The Next Millionaire Next Door
Sarah Stanley Fallaw
Copyright 2018
Read: 5-2-2021
My Rating: 2/5
Started out strong, and then went way off the rails.
This was a new read for me and I was very interested to see how things changed between the first book in 1998 and this one in 2018, 20 years later.
In short, all the changes are for the better. On a sad note the original author Thomas Stanley was killed by a drunk driver before this book was finished, and his daughter Sarah Stanley Fallaw finished it. I think "finished" is a misleading term here. I would say she wrote this book and referred to notes from her father. All of this is to the better.
The first part of the book is where she really shines. A clear, concise, and organized layout of the major themes in the book. When I read the original I couldn't put my finger on the issue with the first 50 pages and all I could think was how boring it was.
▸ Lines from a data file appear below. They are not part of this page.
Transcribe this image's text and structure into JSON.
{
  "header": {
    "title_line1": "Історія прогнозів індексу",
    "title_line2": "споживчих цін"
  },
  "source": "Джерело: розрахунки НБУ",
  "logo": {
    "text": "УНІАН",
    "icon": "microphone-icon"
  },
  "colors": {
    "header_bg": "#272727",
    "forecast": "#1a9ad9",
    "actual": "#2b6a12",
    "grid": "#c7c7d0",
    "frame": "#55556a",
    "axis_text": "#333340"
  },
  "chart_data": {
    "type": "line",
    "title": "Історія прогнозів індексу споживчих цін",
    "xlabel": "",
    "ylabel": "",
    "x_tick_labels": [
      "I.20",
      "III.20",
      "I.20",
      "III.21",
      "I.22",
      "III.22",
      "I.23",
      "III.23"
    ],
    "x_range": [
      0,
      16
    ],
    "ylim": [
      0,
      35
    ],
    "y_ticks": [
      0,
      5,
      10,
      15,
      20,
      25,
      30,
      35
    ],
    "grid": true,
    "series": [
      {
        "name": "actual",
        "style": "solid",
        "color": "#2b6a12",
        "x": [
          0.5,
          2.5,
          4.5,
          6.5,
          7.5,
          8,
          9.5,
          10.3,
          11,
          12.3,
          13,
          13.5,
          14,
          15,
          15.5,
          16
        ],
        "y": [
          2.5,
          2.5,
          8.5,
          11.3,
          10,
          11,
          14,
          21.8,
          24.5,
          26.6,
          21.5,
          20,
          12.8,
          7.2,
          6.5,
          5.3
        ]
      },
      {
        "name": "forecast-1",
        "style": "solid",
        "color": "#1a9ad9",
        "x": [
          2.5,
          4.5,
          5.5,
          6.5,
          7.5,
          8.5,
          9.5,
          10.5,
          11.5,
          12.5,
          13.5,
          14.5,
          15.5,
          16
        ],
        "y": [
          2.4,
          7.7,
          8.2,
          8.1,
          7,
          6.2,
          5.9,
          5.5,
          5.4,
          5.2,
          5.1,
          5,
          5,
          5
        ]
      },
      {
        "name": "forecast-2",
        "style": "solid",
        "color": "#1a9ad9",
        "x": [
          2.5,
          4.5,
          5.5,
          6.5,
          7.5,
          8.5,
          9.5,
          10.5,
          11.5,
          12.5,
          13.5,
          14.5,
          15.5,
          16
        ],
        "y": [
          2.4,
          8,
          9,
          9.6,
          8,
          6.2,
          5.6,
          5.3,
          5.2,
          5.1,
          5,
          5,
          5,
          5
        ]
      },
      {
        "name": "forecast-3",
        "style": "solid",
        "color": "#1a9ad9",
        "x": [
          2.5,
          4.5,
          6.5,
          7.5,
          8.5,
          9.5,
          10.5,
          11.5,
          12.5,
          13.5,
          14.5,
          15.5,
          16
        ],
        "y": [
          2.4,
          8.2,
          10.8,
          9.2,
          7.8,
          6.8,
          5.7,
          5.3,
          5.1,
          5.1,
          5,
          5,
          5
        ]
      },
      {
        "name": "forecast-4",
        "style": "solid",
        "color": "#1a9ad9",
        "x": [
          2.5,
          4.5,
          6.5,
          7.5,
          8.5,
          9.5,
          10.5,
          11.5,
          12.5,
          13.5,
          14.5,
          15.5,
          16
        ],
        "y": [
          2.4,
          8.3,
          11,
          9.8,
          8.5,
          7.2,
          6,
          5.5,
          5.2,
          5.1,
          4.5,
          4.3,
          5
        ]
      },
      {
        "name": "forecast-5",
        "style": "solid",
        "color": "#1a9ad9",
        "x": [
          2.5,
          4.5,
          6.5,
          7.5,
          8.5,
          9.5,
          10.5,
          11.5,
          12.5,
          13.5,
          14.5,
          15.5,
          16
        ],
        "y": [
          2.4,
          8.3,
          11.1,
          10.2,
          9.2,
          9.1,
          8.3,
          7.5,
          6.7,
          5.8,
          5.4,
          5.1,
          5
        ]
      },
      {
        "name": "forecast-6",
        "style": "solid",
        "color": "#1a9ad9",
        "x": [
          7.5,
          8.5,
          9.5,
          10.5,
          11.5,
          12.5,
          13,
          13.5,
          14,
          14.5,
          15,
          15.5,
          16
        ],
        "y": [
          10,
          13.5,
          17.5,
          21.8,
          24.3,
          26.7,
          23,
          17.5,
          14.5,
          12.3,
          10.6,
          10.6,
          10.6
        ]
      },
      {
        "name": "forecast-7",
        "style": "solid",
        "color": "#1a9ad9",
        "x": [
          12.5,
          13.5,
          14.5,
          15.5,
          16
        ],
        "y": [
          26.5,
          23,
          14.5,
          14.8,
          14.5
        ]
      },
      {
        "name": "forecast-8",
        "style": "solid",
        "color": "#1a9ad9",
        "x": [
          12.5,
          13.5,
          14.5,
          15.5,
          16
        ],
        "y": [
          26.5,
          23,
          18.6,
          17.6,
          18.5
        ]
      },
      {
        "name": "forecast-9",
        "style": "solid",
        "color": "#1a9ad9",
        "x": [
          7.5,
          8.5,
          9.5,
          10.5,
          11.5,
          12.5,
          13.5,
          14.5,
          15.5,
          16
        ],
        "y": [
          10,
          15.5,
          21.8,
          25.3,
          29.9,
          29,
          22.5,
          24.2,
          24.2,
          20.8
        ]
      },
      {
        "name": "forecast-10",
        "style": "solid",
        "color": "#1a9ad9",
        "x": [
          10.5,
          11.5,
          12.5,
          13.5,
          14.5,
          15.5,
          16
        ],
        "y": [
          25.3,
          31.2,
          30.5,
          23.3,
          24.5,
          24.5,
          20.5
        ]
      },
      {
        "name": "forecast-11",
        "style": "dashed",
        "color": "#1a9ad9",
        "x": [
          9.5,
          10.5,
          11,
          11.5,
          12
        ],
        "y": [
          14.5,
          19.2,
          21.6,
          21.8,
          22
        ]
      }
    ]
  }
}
After reading this, the issue was crystal clear. The original came across as a mess of ideas just thrown about.
From the section "Portrait of a Millionaire" where she condenses his list from 22 to 16 items it shows some good editing with each of her items being more clear and distinct. Unfortunately, here is also where the first of many issues start to creep in. Since I have both I can compare them side by side and there are some oddities. Why doesn't the new version give the percentage of spouses that both work? What happened to homeowners, Private Education, or percentage of people that own stock?
Or more importantly, why is there no mention of how things have changed in the last 20 years since the publication of the original? This omission is hard to understand. The very people interested in a book like this, are the kind of people that would be interested in how things have changed over time.
As then after the first third or so, the book goes off the rails into pure Libertarian preachiness. It's not that I disagree with the Libertarian ideas, it's just that now I know enough to see dirty dishes in the corner. All of her "traits of the wealthy" are put into a very "hard work good, if you work hard you will be wealthy" spin. Again and again, cause and effect are conflated with causality.
At one point I think she is going to rise above and starts a paragraph about education with something like "Higher education does not mean you will get ahead, it just gives you a seat at the table to try". But then immediate falls back to the mantra that hard work and dedication is what it takes to get ahead and luck has nothing to do with it.
This eventually reaches its fever dream apex with "How do I categorize millionaires who inherited all or most of their wealth? I do not consider them to be fortunate. Actually, I think of them as being deprived. They were deprived of the great pride and satisfaction derived from building one’s own fortune."
Who would I recommend this to? If you are a large fan of the original, this update fixes lots of issues and is more concise and orgainzed. For everyone else, just move along.